Avil Beckford: What’s one of the toughest decisions you’ve had to make and how did it impact your life?
Jo Ann Langer: The toughest decision I had to make was walking away from that marriage. It was making that move, it was really tough decision to make when I was married because I left everything behind.
Avil Beckford: What are three events that helped to shape your life?
Jo Ann Langer:
- Unfortunately the most important was the death of my husband.
- The promotion – that senior position that I mentioned before.
- Making the move to Canada, that was a big move for me.
Avil Beckford: What’s an accomplishment that you are proudest of?
Jo Ann Langer: I’m most proud of the relationships I have with the people in my life. I have wonderful relationships and great people in my life, from business to personal and it means everything to me. And I’m most proud that I have such a network, and no matter what, I have tremendous friendships, tremendous love and support, and hopefully I return the same back to them.

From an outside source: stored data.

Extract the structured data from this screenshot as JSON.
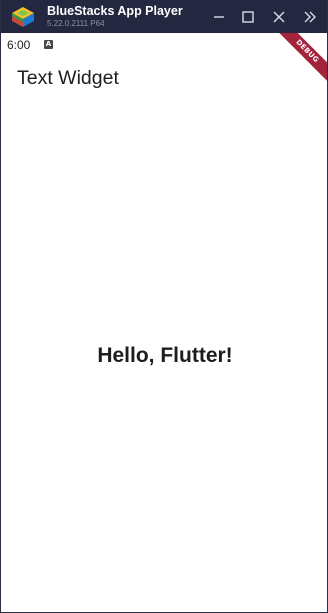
{
  "window": {
    "title": "BlueStacks App Player",
    "version": "5.22.0.2111  P64",
    "controls": {
      "minimize": "minimize-icon",
      "maximize": "maximize-icon",
      "close": "close-icon",
      "more": "double-chevron-right-icon"
    }
  },
  "statusbar": {
    "time": "6:00",
    "indicator": "A"
  },
  "appbar": {
    "title": "Text Widget"
  },
  "body": {
    "text": "Hello, Flutter!"
  },
  "debug_banner": {
    "label": "DEBUG"
  },
  "colors": {
    "titlebar_bg": "#232840",
    "debug_ribbon": "#a3233b",
    "text": "#1d1d1d"
  }
}
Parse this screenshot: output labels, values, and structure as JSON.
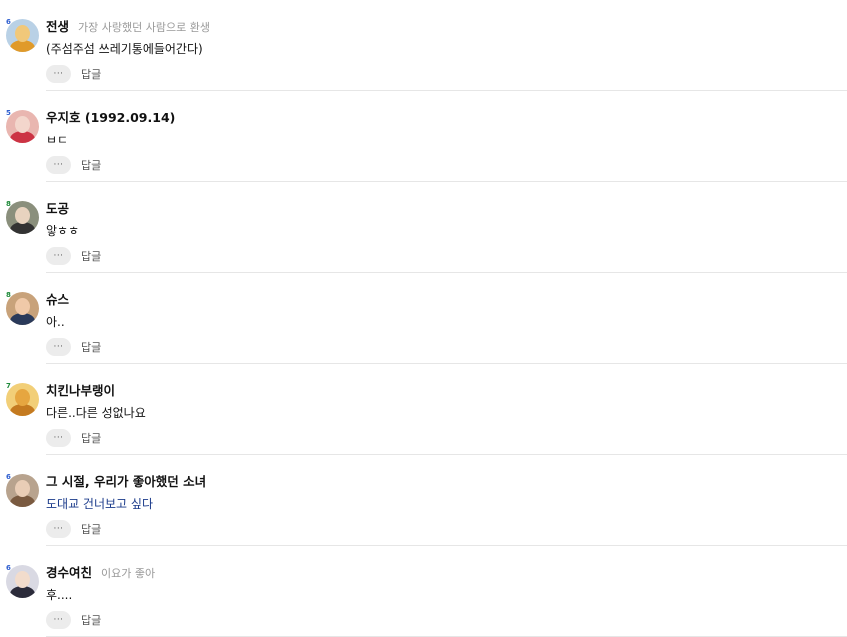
{
  "comments": [
    {
      "level": "6",
      "level_color": "#2f5fd0",
      "nickname": "전생",
      "status_message": "가장 사랑했던 사람으로 환생",
      "text": "(주섬주섬 쓰레기통에들어간다)",
      "text_color": "#111111",
      "avatar_colors": [
        "#f1c87a",
        "#e09a2a",
        "#b9d1e6"
      ],
      "more_label": "···",
      "reply_label": "답글"
    },
    {
      "level": "5",
      "level_color": "#2f5fd0",
      "nickname": "우지호 (1992.09.14)",
      "status_message": "",
      "text": "ㅂㄷ",
      "text_color": "#111111",
      "avatar_colors": [
        "#f3d6cc",
        "#cc3344",
        "#e9b6b0"
      ],
      "more_label": "···",
      "reply_label": "답글"
    },
    {
      "level": "8",
      "level_color": "#1f8a3a",
      "nickname": "도공",
      "status_message": "",
      "text": "앟ㅎㅎ",
      "text_color": "#111111",
      "avatar_colors": [
        "#e8d3bf",
        "#333333",
        "#8a8f7c"
      ],
      "more_label": "···",
      "reply_label": "답글"
    },
    {
      "level": "8",
      "level_color": "#1f8a3a",
      "nickname": "슈스",
      "status_message": "",
      "text": "아..",
      "text_color": "#111111",
      "avatar_colors": [
        "#f0c9a8",
        "#2a3a5a",
        "#c8a27a"
      ],
      "more_label": "···",
      "reply_label": "답글"
    },
    {
      "level": "7",
      "level_color": "#1f8a3a",
      "nickname": "치킨나부랭이",
      "status_message": "",
      "text": "다른..다른 성없나요",
      "text_color": "#111111",
      "avatar_colors": [
        "#e6a640",
        "#c47a20",
        "#f2cf78"
      ],
      "more_label": "···",
      "reply_label": "답글"
    },
    {
      "level": "6",
      "level_color": "#2f5fd0",
      "nickname": "그 시절, 우리가 좋아했던 소녀",
      "status_message": "",
      "text": "도대교 건너보고 싶다",
      "text_color": "#1a3a8a",
      "avatar_colors": [
        "#e9cdb6",
        "#7a5a40",
        "#b8a38e"
      ],
      "more_label": "···",
      "reply_label": "답글"
    },
    {
      "level": "6",
      "level_color": "#2f5fd0",
      "nickname": "경수여친",
      "status_message": "이요가 좋아",
      "text": "후....",
      "text_color": "#111111",
      "avatar_colors": [
        "#f2dccc",
        "#2b2b3a",
        "#d9d9e3"
      ],
      "more_label": "···",
      "reply_label": "답글"
    }
  ]
}
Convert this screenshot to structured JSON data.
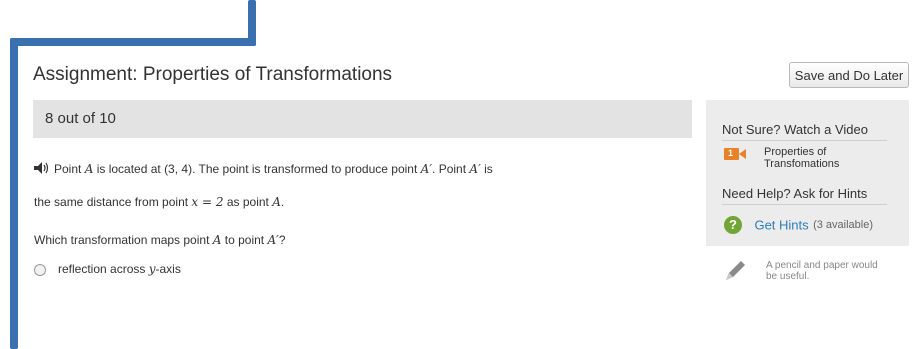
{
  "assignment": {
    "title": "Assignment: Properties of Transformations",
    "save_button": "Save and Do Later",
    "progress": "8 out of 10"
  },
  "question": {
    "line1_a": "Point ",
    "line1_var1": "A",
    "line1_b": " is located at (3, 4). The point is transformed to produce point ",
    "line1_var2": "A′",
    "line1_c": ". Point ",
    "line1_var3": "A′",
    "line1_d": " is",
    "line2_a": "the same distance from point ",
    "line2_math": "x = 2",
    "line2_b": " as point ",
    "line2_var": "A",
    "line2_c": ".",
    "line3_a": "Which transformation maps point ",
    "line3_var1": "A",
    "line3_b": " to point ",
    "line3_var2": "A′",
    "line3_c": "?",
    "answer_a": "reflection across ",
    "answer_var": "y",
    "answer_b": "-axis"
  },
  "sidebar": {
    "video_heading": "Not Sure? Watch a Video",
    "video_number": "1",
    "video_label": "Properties of Transfomations",
    "hints_heading": "Need Help? Ask for Hints",
    "hint_link": "Get Hints",
    "hint_count": "(3 available)"
  },
  "pencil_note": "A pencil and paper would be useful.",
  "colors": {
    "frame": "#3a6fb0",
    "video_badge": "#e8822a",
    "hint_icon": "#72a536",
    "link": "#2a7fb8"
  }
}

That’s huge for me because that’s what life is about.
Avil Beckford: How did mentors influence your life?
Jo Ann Langer: I’m not a mentor person. I grew up trying to figure it out myself so I was not very much influenced, other than by Madeline Albright who is an amazing women, but I really didn’t have mentors. I’m the type of person when the computer breaks down, instead of calling for help, I’m the person who has to figure it out myself. All I have to do is pick up the phone and dial seven or eight digits and they’ll tell me how to fix it but no, no, no, I have to figure it out myself.
These questions are interesting because they make you think about yourself. But when I thought about this question, I never aspired to be someone else. I never looked to someone else to solve things for me, so that by itself made me “mentorless” if you know what I’m saying.
Avil Beckford: An invisible mentor is a unique leader you can learn things from by observing them from afar, in the capacity of an Invisible Mentor, what is one piece of advice that you would give to readers?
Jo Ann Langer: Listen and have patience.